Senza i social occidentali la propaganda russa ha qualche problema
La Russia cerca di copiare le piattaforme americane, ma con scarso successo. E Russia Today, uno tra i principali diffusori di fake news e propaganda putiniana, senza YouTube è come se non esistesse
Nel 2013 un canale di una testata giornalistica superò per la prima volta il miliardo di visualizzazioni su YouTube. Per festeggiare, preparò un video commemorativo delle sue trasmissioni di maggior successo, intervistando persino un dirigente di Google (società che ha la proprietà di YouTube, oggi entrambe sono sotto il controllo dell’azienda-ombrello Alphabet).
A quasi dieci anni di distanza da quel giorno il nome della testata giornalistica in questione potrebbe stupire: era Rt, ovvero Russia Today, un media di proprietà del Cremlino che da anni diffonde fake news e propaganda putiniana e che è stato bandito da molte piattaforme questo mese, dopo l’invasione russa dell’Ucraina. In gergo, questo genere di atto da parte di diversi siti è detto “deplatforming”, un processo con cui si blocca l’accesso a un individuo o una società alle piattaforme digitali (è quello che è successo a Donald Trump dopo l’attacco al Campidoglio 2021, per esempio).
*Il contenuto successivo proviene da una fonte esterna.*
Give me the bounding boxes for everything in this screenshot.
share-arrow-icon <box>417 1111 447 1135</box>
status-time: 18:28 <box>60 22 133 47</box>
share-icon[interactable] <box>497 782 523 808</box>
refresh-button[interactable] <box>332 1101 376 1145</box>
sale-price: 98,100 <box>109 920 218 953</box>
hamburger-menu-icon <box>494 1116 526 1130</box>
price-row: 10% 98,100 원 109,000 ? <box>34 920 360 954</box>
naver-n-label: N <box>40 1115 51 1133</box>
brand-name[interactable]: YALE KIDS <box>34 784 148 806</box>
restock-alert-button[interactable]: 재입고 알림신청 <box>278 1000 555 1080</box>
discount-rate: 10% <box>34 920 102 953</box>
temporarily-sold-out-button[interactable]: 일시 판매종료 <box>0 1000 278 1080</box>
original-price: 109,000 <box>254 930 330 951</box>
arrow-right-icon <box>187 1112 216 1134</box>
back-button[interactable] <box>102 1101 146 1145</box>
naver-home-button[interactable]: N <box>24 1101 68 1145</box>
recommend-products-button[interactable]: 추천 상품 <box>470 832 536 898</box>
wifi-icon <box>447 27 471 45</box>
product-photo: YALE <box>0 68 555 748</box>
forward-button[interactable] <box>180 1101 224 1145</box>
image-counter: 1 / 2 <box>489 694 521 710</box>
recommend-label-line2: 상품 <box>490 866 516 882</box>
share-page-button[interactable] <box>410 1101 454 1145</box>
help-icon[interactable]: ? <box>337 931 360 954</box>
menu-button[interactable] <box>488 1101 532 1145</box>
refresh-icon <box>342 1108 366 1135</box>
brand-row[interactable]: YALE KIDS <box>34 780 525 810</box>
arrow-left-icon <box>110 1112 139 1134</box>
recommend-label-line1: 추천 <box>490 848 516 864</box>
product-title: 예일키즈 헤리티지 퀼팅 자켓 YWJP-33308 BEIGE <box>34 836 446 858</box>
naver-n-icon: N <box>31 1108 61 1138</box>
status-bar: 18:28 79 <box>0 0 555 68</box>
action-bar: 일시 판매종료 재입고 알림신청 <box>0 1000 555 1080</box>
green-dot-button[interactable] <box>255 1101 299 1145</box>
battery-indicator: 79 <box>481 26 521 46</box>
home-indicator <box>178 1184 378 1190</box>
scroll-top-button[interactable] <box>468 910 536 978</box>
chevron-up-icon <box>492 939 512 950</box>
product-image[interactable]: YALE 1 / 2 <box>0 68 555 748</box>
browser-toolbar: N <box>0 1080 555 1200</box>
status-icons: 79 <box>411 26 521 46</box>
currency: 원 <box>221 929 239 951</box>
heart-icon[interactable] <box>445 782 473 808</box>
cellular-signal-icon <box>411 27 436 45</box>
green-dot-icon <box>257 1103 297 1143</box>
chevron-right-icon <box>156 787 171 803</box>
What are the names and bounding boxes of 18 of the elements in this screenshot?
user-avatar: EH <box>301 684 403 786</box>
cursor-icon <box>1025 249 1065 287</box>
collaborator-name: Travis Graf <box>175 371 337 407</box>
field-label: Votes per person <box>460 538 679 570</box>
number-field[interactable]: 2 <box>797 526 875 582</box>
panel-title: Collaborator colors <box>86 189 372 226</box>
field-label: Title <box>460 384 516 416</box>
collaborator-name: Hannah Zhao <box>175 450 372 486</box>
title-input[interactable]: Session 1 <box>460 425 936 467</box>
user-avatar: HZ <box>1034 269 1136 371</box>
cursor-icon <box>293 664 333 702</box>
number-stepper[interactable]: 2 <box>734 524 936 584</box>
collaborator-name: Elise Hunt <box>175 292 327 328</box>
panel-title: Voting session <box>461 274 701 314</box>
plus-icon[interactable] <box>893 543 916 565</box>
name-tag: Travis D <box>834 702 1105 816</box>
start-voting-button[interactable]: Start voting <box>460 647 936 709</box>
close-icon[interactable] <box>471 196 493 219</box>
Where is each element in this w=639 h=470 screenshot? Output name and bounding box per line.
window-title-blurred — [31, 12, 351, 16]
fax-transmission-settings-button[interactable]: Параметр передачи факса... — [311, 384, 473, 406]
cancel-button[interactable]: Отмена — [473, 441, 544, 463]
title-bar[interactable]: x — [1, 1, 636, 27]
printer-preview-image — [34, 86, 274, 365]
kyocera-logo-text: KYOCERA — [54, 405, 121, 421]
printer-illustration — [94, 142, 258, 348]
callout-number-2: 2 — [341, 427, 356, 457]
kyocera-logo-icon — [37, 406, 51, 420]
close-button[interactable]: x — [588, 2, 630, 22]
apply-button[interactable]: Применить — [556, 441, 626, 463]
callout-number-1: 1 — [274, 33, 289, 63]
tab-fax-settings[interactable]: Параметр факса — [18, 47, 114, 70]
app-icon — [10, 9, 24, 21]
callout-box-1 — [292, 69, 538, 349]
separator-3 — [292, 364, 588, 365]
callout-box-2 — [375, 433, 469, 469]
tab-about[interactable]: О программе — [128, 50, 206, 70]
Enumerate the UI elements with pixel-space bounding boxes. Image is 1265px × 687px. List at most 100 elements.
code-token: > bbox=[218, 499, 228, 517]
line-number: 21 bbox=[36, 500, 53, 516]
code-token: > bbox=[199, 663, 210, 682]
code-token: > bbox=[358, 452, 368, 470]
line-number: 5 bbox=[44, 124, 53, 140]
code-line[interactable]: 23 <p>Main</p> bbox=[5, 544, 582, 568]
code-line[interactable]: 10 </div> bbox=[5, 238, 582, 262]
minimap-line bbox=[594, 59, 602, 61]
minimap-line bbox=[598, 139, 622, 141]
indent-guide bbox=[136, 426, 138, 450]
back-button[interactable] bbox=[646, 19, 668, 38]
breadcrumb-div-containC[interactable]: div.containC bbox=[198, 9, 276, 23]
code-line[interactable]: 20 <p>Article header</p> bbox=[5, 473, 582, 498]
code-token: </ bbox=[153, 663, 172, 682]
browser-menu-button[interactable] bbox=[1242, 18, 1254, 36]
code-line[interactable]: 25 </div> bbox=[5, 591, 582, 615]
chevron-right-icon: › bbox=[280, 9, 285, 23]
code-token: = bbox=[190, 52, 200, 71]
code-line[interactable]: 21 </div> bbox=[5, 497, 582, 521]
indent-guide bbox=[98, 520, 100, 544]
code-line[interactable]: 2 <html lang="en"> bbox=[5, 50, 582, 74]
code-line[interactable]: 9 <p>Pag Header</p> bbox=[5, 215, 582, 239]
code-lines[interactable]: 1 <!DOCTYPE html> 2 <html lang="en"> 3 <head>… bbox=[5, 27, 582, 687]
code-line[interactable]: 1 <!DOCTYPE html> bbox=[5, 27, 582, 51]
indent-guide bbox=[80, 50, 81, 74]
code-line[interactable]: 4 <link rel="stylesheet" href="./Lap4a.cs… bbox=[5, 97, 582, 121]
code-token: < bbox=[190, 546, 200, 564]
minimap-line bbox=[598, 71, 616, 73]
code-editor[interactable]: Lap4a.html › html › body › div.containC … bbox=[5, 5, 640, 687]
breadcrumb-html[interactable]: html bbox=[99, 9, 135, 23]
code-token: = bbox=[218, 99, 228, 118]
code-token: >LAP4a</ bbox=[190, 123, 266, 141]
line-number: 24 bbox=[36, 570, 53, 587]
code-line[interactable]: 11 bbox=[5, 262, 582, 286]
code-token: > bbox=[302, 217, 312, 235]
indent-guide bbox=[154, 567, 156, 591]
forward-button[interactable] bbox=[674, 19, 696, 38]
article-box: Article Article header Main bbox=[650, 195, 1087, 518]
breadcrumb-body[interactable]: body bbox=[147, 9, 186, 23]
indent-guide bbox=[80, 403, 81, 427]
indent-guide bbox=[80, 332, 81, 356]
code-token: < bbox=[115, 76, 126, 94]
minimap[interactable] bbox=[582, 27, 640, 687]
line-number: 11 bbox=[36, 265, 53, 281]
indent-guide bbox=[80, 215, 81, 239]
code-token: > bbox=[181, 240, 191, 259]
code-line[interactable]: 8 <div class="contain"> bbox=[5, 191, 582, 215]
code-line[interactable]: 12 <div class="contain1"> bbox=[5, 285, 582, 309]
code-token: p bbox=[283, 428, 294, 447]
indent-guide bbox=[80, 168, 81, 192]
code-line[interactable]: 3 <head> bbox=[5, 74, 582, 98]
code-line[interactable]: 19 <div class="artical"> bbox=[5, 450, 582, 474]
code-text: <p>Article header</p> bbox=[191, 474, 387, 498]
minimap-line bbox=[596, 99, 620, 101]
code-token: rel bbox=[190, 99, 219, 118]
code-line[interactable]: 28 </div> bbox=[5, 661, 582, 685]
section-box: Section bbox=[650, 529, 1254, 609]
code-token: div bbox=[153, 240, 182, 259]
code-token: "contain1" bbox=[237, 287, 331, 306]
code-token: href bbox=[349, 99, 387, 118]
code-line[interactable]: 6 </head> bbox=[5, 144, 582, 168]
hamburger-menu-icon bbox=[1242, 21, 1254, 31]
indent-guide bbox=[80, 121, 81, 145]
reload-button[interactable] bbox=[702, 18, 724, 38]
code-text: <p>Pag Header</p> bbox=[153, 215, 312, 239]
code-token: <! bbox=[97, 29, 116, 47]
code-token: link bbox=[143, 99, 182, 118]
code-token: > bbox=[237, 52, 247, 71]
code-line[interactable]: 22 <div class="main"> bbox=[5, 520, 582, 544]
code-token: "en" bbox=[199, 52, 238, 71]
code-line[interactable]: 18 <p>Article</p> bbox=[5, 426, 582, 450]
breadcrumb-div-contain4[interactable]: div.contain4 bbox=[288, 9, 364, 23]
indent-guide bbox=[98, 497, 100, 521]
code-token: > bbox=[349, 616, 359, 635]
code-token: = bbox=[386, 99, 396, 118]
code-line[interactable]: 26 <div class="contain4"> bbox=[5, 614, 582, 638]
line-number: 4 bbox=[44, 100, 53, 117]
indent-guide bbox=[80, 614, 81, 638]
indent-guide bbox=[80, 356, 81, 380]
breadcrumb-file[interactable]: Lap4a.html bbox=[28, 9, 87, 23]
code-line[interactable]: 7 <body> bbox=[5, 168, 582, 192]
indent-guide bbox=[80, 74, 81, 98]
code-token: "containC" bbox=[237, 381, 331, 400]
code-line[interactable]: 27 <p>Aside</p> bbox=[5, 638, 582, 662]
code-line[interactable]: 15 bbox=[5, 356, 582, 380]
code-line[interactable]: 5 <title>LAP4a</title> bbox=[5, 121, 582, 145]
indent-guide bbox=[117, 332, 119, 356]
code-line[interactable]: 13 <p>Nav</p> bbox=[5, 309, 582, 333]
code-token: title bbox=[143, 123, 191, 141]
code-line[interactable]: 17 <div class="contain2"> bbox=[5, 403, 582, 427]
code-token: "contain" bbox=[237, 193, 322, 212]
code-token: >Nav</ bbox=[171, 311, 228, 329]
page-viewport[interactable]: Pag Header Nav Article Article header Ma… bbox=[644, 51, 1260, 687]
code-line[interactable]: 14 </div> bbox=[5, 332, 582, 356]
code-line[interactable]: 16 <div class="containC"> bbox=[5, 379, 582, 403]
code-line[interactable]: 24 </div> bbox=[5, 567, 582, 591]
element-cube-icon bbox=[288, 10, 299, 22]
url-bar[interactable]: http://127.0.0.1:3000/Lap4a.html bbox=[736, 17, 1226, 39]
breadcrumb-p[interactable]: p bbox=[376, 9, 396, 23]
Rt è stato uno dei molti prodotti russi che ha subìto questa sorte nelle ultime settimane; e ora, come vedremo, sta cercando di rilanciarsi in modi alternativi.
Prima di questo gramo destino, però, Rt è stato per anni un canale controverso e di enorme successo: il rapporto tra il media russo e YouTube, in particolare, era già stato criticato dopo la vittoria di Trump alle elezioni e il conseguente dibattito sulla fake news. “Youtube – scrisse il New York Times nel 2017 – ha giocato un ruolo cruciale nell’aiutare a costruire ed espandere Rt, un’organizzazione che l’intelligence americana ha descritto come ‘la principale emittente internazionale di propaganda’ del Cremlino”. Non è stata quindi la guerra in Ucraina a cambiare le cose: Rt è la punta di diamante di un network di canali, emittenti e profili che per anni hanno lavorato – e guadagnato – indisturbati nel campo della disinformazione.
Dopo il deplatforming, Rt ha dovuto cercare alternative, trovandole in piattaforme di nicchia come Rumble e Gab. Il primo è un sito di video sharing – una specie di anti YouTube – che da tempo piace molto anche alla destra americana e che ospita il talk show di Dan Bongino, commentatore molto vicino a Trump e dalla forte presenza sui social (specie Facebook), oltre che i video di David Nunes, ex deputato repubblicano passato a lavorare per il Trump Media & Technology Group, l’azienda che dovrebbe creare un impero mediatico targato “The Donald”. Rieccoli, i trumpiani e i putiniani, ancora una volta vicini. Quanto a Gab, è un social network di estrema destra che da tempo rincorre il sogno di convincere Trump ad iscriversi, dando all’ex presidente un’alternativa a Twitter, da cui è stato bandito a vita. Finora non ci è riuscito.
Sarà per questo che la Russia sta cercando di fare da sé, puntando su servizi locali come RuTube, clone di YouTube fondato nel 2006, dove una recente diretta di Rt ha raggiunto appena 20 persone. La nostaglia per i social media dell’odiato occidente deve farsi sentire parecchio, da queste parti, visto che in questi giorni è stato presentato Rossgram, un servizio sospettosamente simile a Instagram che vanta “server e data center localizzati in Russia”, oltre che modi per monetizzare i propri contenuti. Non solo Rt, insomma. Anche gli influencer russi devono uscire dal pantano in cui sono finiti nelle ultime settimane, da quando il blocco dei servizi di Meta (e quindi anche Instagram) ha di fatto tolto lo strumento principale di sussistenza a molti creator digitali.
La questione ucraina sta anche portando a un assestamento tra i giganti digitali che da tempo caratterizzano il panorama russo, come dimostra il fatto che Yandex – azienda spesso detta “la Google della Russia” – stia cercando di vendere la sua divisione che si occupa di notizie. In particolare, l’aggregatore di notizie Yandex News e Yandex Zen, una piattaforma per il blogging, che dovrebbero passare a VKontakte, il principale social network russo. Il tutto mentre il paese sta subendo un “esodo di lavoratori del campo tecnologico”, come scrive Wired.